As the coronavirus pandemic continues on its grim march across the globe, news outlets everywhere are including inspiring human interest stories to partly compensate for the horror. Add to this the New York Times’s long tradition of doing positive articles about Israel, and you have today’s latest: “‘It’s Really a Gift’: Israeli Hospitals Let Relatives Say Goodbye Up Close.”
David Halbfinger reports that until April 2, Israeli hospitals followed standard practice elsewhere with highly contagious coronavirus patients — not allowing relatives at their bedsides even when they were dying. But Tel Aviv’s Sourasky Medical Center decided to change its policy, and provide family members with protective gear. Halbfinger describes at length the final visit that Elisheva Stern was able to have with her 75-year-old father before he passed.
Halbfinger’s report is moving.
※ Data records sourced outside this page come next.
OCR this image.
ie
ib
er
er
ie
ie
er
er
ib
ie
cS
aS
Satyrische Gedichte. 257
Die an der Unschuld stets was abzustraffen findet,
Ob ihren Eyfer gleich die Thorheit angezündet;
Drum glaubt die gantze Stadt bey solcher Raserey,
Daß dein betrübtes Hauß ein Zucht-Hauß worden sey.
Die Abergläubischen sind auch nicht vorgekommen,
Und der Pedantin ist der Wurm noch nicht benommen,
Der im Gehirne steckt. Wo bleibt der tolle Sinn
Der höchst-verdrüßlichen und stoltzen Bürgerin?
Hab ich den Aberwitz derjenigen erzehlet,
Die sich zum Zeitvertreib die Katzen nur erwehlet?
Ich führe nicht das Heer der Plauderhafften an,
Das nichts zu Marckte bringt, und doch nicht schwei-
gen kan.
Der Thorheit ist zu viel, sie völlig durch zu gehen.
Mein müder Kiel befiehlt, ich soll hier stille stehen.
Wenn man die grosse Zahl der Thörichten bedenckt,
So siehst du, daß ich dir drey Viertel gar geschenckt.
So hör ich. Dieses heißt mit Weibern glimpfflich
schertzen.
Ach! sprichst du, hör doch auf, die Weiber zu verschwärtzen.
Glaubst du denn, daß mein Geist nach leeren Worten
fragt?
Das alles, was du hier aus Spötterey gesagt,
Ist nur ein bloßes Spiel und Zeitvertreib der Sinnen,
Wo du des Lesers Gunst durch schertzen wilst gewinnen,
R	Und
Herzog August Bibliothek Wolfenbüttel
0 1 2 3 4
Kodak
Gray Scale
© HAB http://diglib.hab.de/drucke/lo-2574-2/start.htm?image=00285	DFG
But in a divided land like Israel/Palestine, one question jumps to mind: are Palestinians, either in Israeli hospitals or in Gaza and the West Bank, also now allowed to visit their dying relatives in hospitals?
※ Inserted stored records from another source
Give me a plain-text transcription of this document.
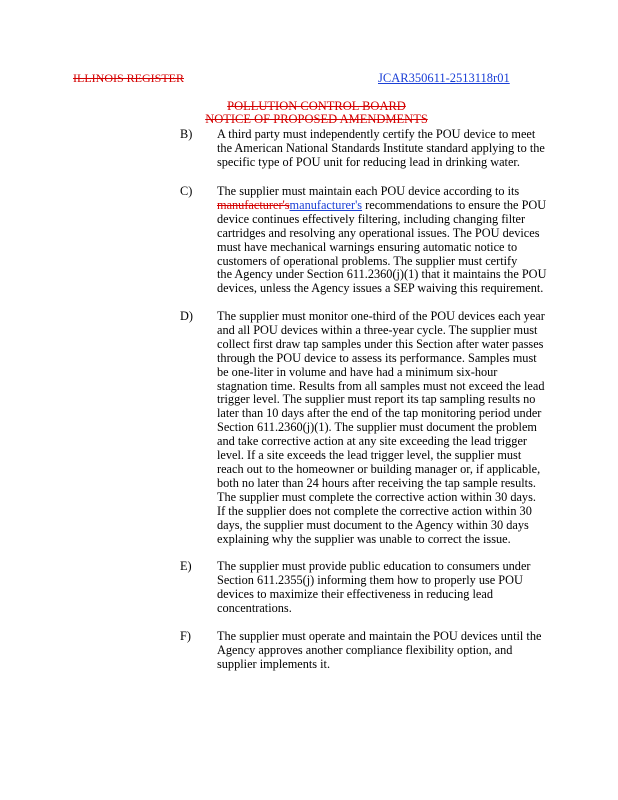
ILLINOIS REGISTER	JCAR350611-2513118r01
POLLUTION CONTROL BOARD
NOTICE OF PROPOSED AMENDMENTS
B) A third party must independently certify the POU device to meet
the American National Standards Institute standard applying to the
specific type of POU unit for reducing lead in drinking water.
C) The supplier must maintain each POU device according to its
manufacturer'smanufacturer's recommendations to ensure the POU
device continues effectively filtering, including changing filter
cartridges and resolving any operational issues. The POU devices
must have mechanical warnings ensuring automatic notice to
customers of operational problems. The supplier must certify
the Agency under Section 611.2360(j)(1) that it maintains the POU
devices, unless the Agency issues a SEP waiving this requirement.
D) The supplier must monitor one-third of the POU devices each year
and all POU devices within a three-year cycle. The supplier must
collect first draw tap samples under this Section after water passes
through the POU device to assess its performance. Samples must
be one-liter in volume and have had a minimum six-hour
stagnation time. Results from all samples must not exceed the lead
trigger level. The supplier must report its tap sampling results no
later than 10 days after the end of the tap monitoring period under
Section 611.2360(j)(1). The supplier must document the problem
and take corrective action at any site exceeding the lead trigger
level. If a site exceeds the lead trigger level, the supplier must
reach out to the homeowner or building manager or, if applicable,
both no later than 24 hours after receiving the tap sample results.
The supplier must complete the corrective action within 30 days.
If the supplier does not complete the corrective action within 30
days, the supplier must document to the Agency within 30 days
explaining why the supplier was unable to correct the issue.
E) The supplier must provide public education to consumers under
Section 611.2355(j) informing them how to properly use POU
devices to maximize their effectiveness in reducing lead
concentrations.
F) The supplier must operate and maintain the POU devices until the
Agency approves another compliance flexibility option, and
supplier implements it.
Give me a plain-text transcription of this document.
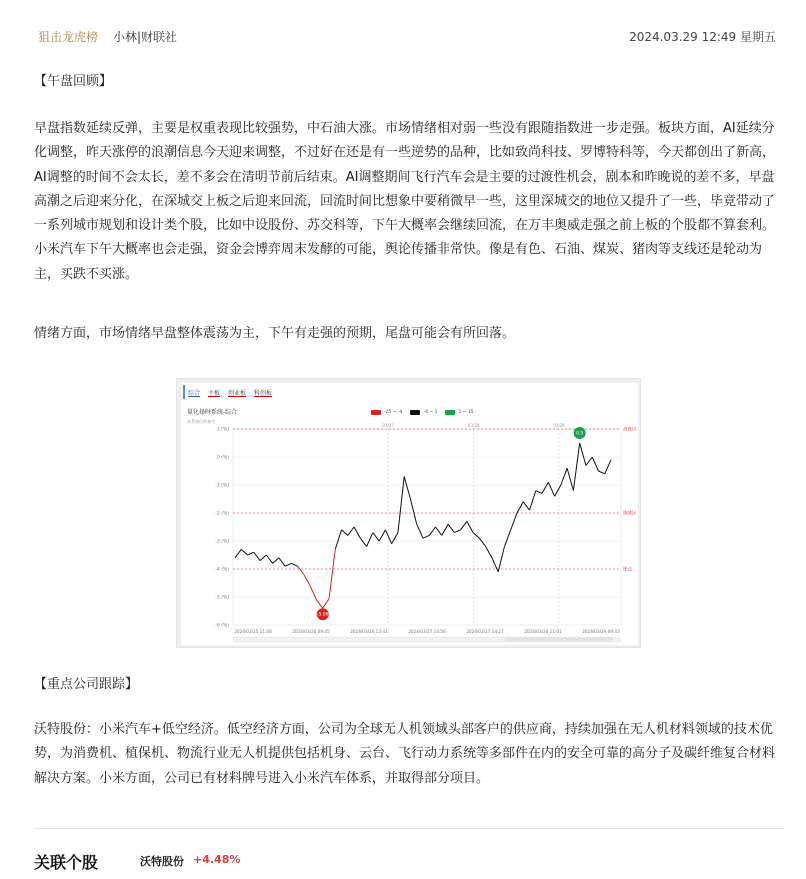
狙击龙虎榜 小林|财联社	2024.03.29 12:49 星期五
【午盘回顾】

早盘指数延续反弹，主要是权重表现比较强势，中石油大涨。市场情绪相对弱一些没有跟随指数进一步走强。板块方面，AI延续分化调整，昨天涨停的浪潮信息今天迎来调整，不过好在还是有一些逆势的品种，比如致尚科技、罗博特科等，今天都创出了新高，AI调整的时间不会太长，差不多会在清明节前后结束。AI调整期间飞行汽车会是主要的过渡性机会，剧本和昨晚说的差不多，早盘高潮之后迎来分化，在深城交上板之后迎来回流，回流时间比想象中要稍微早一些，这里深城交的地位又提升了一些，毕竟带动了一系列城市规划和设计类个股，比如中设股份、苏交科等，下午大概率会继续回流，在万丰奥威走强之前上板的个股都不算套利。小米汽车下午大概率也会走强，资金会博弈周末发酵的可能，舆论传播非常快。像是有色、石油、煤炭、猪肉等支线还是轮动为主，买跌不买涨。

情绪方面，市场情绪早盘整体震荡为主，下午有走强的预期，尾盘可能会有所回落。

综合 主板 创业板 科创板
量化择时系统-综合
本系统仅供参考
-25 ~ -4	-4 ~ 1	1 ~ 15
1 (%)
0 (%)
-1 (%)
-2 (%)
-3 (%)
-4 (%)
-5 (%)
-6 (%)
03/27	03/28	03/29
高度区
情绪区
冰点
2024/03/25 11:08	2024/03/26 09:45	2024/03/26 13:41	2024/03/27 10:56	2024/03/27 14:27	2024/03/28 11:01	2024/03/29 09:43
-5.06
0.5
【重点公司跟踪】

沃特股份：小米汽车+低空经济。低空经济方面，公司为全球无人机领域头部客户的供应商，持续加强在无人机材料领域的技术优势，为消费机、植保机、物流行业无人机提供包括机身、云台、飞行动力系统等多部件在内的安全可靠的高分子及碳纤维复合材料解决方案。小米方面，公司已有材料牌号进入小米汽车体系，并取得部分项目。

关联个股	沃特股份 +4.48%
And there are other human interest stories that the New York Times has yet to cover, even though they have been reported elsewhere. It turns out that a large number of health workers in Israel are actually Palestinians; this site cited Israeli reports nearly 4 weeks ago that “The Israeli health system would collapse without Palestinians.” Just today, the indispensable Israeli newspaper Haaretz has a feature on the Majadlas, a large Palestinian Israeli family with 5 doctors who are fighting the pandemic.
Here’s Dina Kraft’s opening paragraph:
Dr. Riad Majadla’s 20-hour days begin in darkness, before sunrise. He awakens at 5 A.M. at home in the Arab village of Baka al-Garbiyeh in central Israel, and is soon driving south to Sharon Hospital 50 kilometers (30 miles) away, where he is the director of the coronavirus department at the only hospital in the country that’s specifically designated for those who who have contracted the virus.
Who is going to stop reading after that introduction?
So far the New York Times has avoided this angle. The paper last week did include another human interest story, a biased article glorifying Mossad, the Israeli spy agency, for supposedly using guile to obtain medical equipment from outside Israel to fight the virus. But it turns out Mossad may have duped Times reporter Halbfinger. Yossi Merman, in Haaretz, pointed out days later that
Contrary to the flattering reports, including in The New York Times, about the cloak-and-dagger operations during the coronavirus crisis, most of the equipment was purchased officially in Europe and China.
Mistakes happen. Fortunately for the Times, the Majadla family of doctors is outspoken and accessible, and would doubtless be happy to talk to Times reporters. Listen to Dr. Riad Majadla respond to Benjamin Netanyahu’s racist anti-Arab insinuations:
If I am seen as a second-class citizen, how is it that I am head of my hospital’s coronavirus department? It’s painful to see the slurs. We see ourselves as an integral part of this country and demand full equality.